Sakrale Neuromodulation als Therapieoption

Eine weitere Behandlungsmöglichkeit ist die sakrale Neuromodulation. Dabei wird eine elektrische Sonde im Bereich des Kreuzbein-Nervengeflechts implantiert und mit einem Impulsgeber verbunden.

Zunächst erfolgt eine Testphase von etwa 14 Tagen, in der die Stimulation über einen externen Impulsgeber gesteuert wird. Falls sich die Symptome in dieser Zeit verbessern, kann ein dauerhafter Blasenschrittmacher unter die Haut eingesetzt werden.

Der genaue Wirkmechanismus dieser Therapie ist noch nicht vollständig geklärt. Wichtig ist jedoch, dass eine intakte Nervenverbindung zwischen Harnblase und Gehirn bestehen muss – Patienten mit einer Querschnittslähmung können diese Methode daher nicht nutzen.

Häufige Fragen zur überaktiven Blase

Welche Symptome sind typisch für eine überaktive Blase?

Eine überaktive Blase äußert sich durch häufigen und plötzlich auftretenden Harndrang, der schwer zu kontrollieren ist. In einigen Fällen kommt es zusätzlich zu ungewolltem Urinverlust (Dranginkontinenz).

Kann eine überaktive Blase von selbst verschwinden?

In manchen Fällen können sich die Beschwerden durch gezieltes Verhaltenstraining oder eine Umstellung der Lebensgewohnheiten bessern. Ohne Behandlung bleibt die überaktive Blase jedoch oft bestehen oder verschlimmert sich mit der Zeit.

Welche Rolle spielt die Ernährung bei einer überaktiven Blase?

Bestimmte Lebensmittel und Getränke, wie koffeinhaltige Getränke, Alkohol oder stark gewürzte Speisen, können die Blase zusätzlich reizen. Eine bewusste Ernährung kann daher helfen, die Symptome zu lindern.

Welche medikamentöse Therapie gibt es bei einer überaktiven Blase?

Die häufigste medikamentöse Behandlung erfolgt mit Anticholinergika, die den Blasenmuskel entspannen und den Harndrang reduzieren. Alternativ kann in bestimmten Fällen auch Botulinumtoxin A injiziert werden.

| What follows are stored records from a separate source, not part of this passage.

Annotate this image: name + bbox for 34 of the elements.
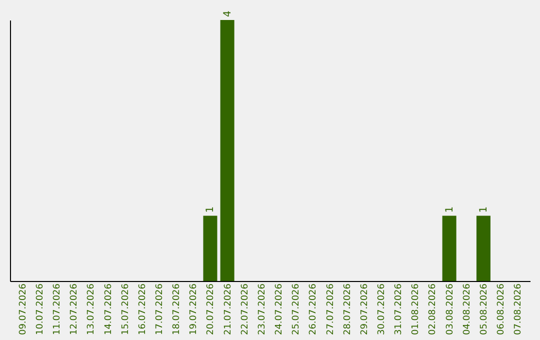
x-tick-label: 26.07.2026 bbox=[308, 283, 319, 336]
x-tick-label: 21.07.2026 bbox=[223, 283, 234, 336]
x-tick-label: 24.07.2026 bbox=[274, 283, 285, 336]
x-tick-label: 23.07.2026 bbox=[257, 283, 268, 336]
x-tick-label: 25.07.2026 bbox=[292, 283, 302, 336]
x-tick-label: 10.07.2026 bbox=[35, 283, 46, 336]
x-tick-label: 13.07.2026 bbox=[86, 283, 97, 336]
x-tick-label: 03.08.2026 bbox=[445, 283, 456, 336]
data-label: 1 bbox=[478, 206, 490, 213]
x-tick-label: 06.08.2026 bbox=[496, 283, 507, 336]
x-tick-label: 19.07.2026 bbox=[189, 283, 200, 336]
x-tick-label: 29.07.2026 bbox=[360, 283, 370, 336]
x-tick-label: 01.08.2026 bbox=[411, 283, 422, 336]
data-label: 4 bbox=[222, 10, 234, 17]
x-tick-label: 02.08.2026 bbox=[428, 283, 438, 336]
x-tick-label: 12.07.2026 bbox=[70, 283, 80, 336]
x-tick-label: 30.07.2026 bbox=[377, 283, 387, 336]
x-tick-label: 31.07.2026 bbox=[394, 283, 404, 336]
x-tick-label: 16.07.2026 bbox=[138, 283, 148, 336]
x-tick-label: 14.07.2026 bbox=[104, 283, 114, 336]
x-tick-label: 27.07.2026 bbox=[326, 283, 336, 336]
x-tick-label: 05.08.2026 bbox=[479, 283, 490, 336]
x-tick-label: 04.08.2026 bbox=[462, 283, 472, 336]
x-tick-label: 17.07.2026 bbox=[155, 283, 165, 336]
x-tick-label: 22.07.2026 bbox=[240, 283, 250, 336]
x-tick-label: 18.07.2026 bbox=[172, 283, 182, 336]
data-label: 1 bbox=[444, 206, 456, 213]
x-tick-label: 07.08.2026 bbox=[514, 283, 524, 336]
x-tick-label: 15.07.2026 bbox=[120, 283, 131, 336]
data-label: 1 bbox=[205, 206, 216, 213]
x-tick-label: 20.07.2026 bbox=[206, 283, 216, 336]
x-tick-label: 11.07.2026 bbox=[52, 283, 63, 336]
x-tick-label: 09.07.2026 bbox=[18, 283, 28, 336]
x-tick-label: 28.07.2026 bbox=[342, 283, 353, 336]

Wie lange dauert es, bis eine Therapie der überaktiven Blase wirkt?

Die Wirkung von Medikamenten setzt meist nach einigen Tagen bis Wochen ein. Bei Botulinumtoxin A dauert es etwa zwei Wochen, bis die volle Wirkung erreicht ist.

Ist eine Behandlung der überaktiven Blase auch ohne Medikamente möglich?

Ja, neben medikamentösen Ansätzen gibt es Verhaltenstherapie, Beckenbodentraining, Elektrostimulation oder die sakrale Neuromodulation als wirksame Alternativen. Welche Methode am besten geeignet ist, hängt von der individuellen Situation des Patienten ab.